Around 1985 I found a badly printed little paperback at Grant & Cutler called De viaje por los países socialistas, by Gabriel García Márquez. It was an eye-opener – the first playful, thoughtful, intimate, non-ideological take on the Eastern bloc I’d read. García Márquez has always called himself a journalist. It turns out that his literary-intellectual formation was nurtured not only by the chatty spirits around his grandmother and the depredations of the United Fruit company, but also by the fabulous variations of Communism he observed on a couple of semi-clandestine trips in the late 1950s.

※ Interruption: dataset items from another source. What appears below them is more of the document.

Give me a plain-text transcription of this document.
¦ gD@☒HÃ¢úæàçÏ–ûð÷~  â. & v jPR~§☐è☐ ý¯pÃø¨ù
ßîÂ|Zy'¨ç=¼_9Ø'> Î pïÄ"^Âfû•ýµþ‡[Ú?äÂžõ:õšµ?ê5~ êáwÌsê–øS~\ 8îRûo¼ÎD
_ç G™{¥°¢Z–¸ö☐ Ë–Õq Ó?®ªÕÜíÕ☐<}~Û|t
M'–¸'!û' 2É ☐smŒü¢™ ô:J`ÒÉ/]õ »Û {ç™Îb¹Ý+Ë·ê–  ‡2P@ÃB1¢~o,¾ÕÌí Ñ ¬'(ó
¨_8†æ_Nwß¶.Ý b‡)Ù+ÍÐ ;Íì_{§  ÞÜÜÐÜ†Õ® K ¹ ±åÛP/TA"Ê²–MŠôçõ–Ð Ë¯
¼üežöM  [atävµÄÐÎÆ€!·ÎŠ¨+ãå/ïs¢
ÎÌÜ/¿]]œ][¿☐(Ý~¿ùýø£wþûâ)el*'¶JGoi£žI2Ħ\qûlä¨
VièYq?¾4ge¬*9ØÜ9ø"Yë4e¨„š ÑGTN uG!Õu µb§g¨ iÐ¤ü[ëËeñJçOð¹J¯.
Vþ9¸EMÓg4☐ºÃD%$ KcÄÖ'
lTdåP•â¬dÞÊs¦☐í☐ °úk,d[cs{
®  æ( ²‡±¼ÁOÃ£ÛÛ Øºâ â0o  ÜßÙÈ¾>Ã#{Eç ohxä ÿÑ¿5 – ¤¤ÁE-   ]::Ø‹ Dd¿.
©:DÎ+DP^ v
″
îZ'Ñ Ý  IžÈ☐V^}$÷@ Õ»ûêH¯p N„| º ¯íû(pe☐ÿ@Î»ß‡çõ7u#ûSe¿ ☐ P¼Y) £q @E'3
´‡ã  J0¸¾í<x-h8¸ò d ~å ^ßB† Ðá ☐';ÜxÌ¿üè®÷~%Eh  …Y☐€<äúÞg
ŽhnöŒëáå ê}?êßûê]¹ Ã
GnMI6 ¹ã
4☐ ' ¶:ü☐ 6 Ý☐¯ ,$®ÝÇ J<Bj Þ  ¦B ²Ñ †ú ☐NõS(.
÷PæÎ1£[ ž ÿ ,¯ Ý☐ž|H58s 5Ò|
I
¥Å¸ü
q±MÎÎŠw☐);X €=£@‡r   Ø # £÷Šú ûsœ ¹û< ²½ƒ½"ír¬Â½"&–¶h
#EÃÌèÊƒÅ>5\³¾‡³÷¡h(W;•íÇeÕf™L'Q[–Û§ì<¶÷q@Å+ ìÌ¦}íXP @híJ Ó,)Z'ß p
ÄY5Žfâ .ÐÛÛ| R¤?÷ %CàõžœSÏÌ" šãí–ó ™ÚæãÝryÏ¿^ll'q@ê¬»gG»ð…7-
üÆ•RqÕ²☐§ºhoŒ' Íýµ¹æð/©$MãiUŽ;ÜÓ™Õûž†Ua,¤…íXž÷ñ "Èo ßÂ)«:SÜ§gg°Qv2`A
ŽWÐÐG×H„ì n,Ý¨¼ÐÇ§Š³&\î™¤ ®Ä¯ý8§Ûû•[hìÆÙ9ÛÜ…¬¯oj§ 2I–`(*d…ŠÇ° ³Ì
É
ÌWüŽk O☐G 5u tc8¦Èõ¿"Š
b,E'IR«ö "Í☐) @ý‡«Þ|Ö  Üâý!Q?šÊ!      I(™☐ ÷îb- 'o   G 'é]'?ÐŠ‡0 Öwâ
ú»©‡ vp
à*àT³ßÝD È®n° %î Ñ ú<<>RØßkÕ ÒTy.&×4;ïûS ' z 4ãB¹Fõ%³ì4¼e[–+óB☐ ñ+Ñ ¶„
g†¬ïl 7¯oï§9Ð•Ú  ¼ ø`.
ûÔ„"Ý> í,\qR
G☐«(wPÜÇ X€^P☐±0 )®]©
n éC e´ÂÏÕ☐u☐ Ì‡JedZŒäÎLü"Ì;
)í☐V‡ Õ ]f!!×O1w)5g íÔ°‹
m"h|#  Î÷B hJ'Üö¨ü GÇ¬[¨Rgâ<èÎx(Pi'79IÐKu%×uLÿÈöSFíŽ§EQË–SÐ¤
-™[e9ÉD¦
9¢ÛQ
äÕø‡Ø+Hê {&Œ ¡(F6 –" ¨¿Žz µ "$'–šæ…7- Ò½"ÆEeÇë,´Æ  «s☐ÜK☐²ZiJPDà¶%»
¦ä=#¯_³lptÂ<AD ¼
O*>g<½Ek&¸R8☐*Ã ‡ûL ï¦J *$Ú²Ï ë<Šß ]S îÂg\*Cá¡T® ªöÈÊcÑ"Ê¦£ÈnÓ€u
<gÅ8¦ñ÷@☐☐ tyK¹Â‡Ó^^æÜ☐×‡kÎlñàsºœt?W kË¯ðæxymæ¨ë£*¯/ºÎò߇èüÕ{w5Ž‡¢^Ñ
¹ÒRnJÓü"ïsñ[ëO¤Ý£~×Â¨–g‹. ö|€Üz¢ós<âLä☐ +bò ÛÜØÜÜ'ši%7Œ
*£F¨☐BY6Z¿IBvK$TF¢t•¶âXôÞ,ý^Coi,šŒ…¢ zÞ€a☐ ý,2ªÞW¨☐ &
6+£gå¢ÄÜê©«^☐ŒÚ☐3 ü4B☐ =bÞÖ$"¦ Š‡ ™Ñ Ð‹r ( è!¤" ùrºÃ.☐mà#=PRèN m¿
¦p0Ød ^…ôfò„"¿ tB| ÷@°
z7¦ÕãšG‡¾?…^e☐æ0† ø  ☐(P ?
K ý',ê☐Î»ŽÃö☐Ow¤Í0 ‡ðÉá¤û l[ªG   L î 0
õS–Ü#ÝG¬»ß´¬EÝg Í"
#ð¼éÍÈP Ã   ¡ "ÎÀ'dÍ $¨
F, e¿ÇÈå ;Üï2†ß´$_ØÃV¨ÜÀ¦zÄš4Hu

The book was a trove of weird anecdotes and shrewd assessments. Slightly unpolished, perhaps, but still, why hadn’t it been translated? I contacted Carmen Balcells, his agent, and Tom Maschler at Cape, his UK publisher. Good timing: they were actually looking to do the journalism, but I couldn’t take just that book. They got me preparing a selection from the four-volume Collected Journalism (centred on Colombian politics, but including some great film criticism, striking real-life anticipations of later fiction, and hilarious, disdainful reports from Western Europe). Suddenly Maschler ceded the whole project to Knopf in New York. Then the trail went cold.

A decade later I was at a party with García Márquez in Mexico City. I knew I’d got about one second to ask my question. ‘What happened to the translated journalism, did you see my samples, did anything ever…’ He waved an arm grandly before being whisked away. ‘It’s time!’ he cried. ‘Go ahead, tell Maschler!’ I sent Maschler a fax: no reply.

Last year, casting about for a project, I remembered all this and felt inspired again. Still not a word of the Nobel Prize-winning journalist’s journalism – swelled meanwhile to eight volumes – in English? Why not start with the Eastern Europe book. But, one passionate letter and many phone calls later, Balcells’s deputy remained firmly mysterious: ‘There are obstacles.’ I’ve a publisher who would pay for me to go to Mexico and bang on the door. Tempting, but everyone knows GGM is hermetically resistant to chancers of my sort. Someone who knows him and his writing well, agreeing that the material is superb, suggested that he feels embarrassed about his juvenile leftism. I put this to the agent and she says that if I say so, I said it first. There’s surely nothing for him to regret here: he comes across as a disabused third-world socialist – confident enough to be both sympathetic and critical.

A recent controversy in the elite Hispanic magazine Letras Libres, in which the keepers of the Octavio Paz flame accuse García Márquez yet again of being infatuated with power, quotes a bit from the USSR section of De viaje where he approaches Stalin’s embalmed body and notes his delicate hands with, it seems, insufficient disgust. It’s absurd to exclude non-Spanish-speakers not only from the huge interest of García Márquez’s journalism, but also from elements of what continues to be a loaded debate. Unless, since Eastern Europe’s happy accession to market democracy, ancient history has ceased to matter.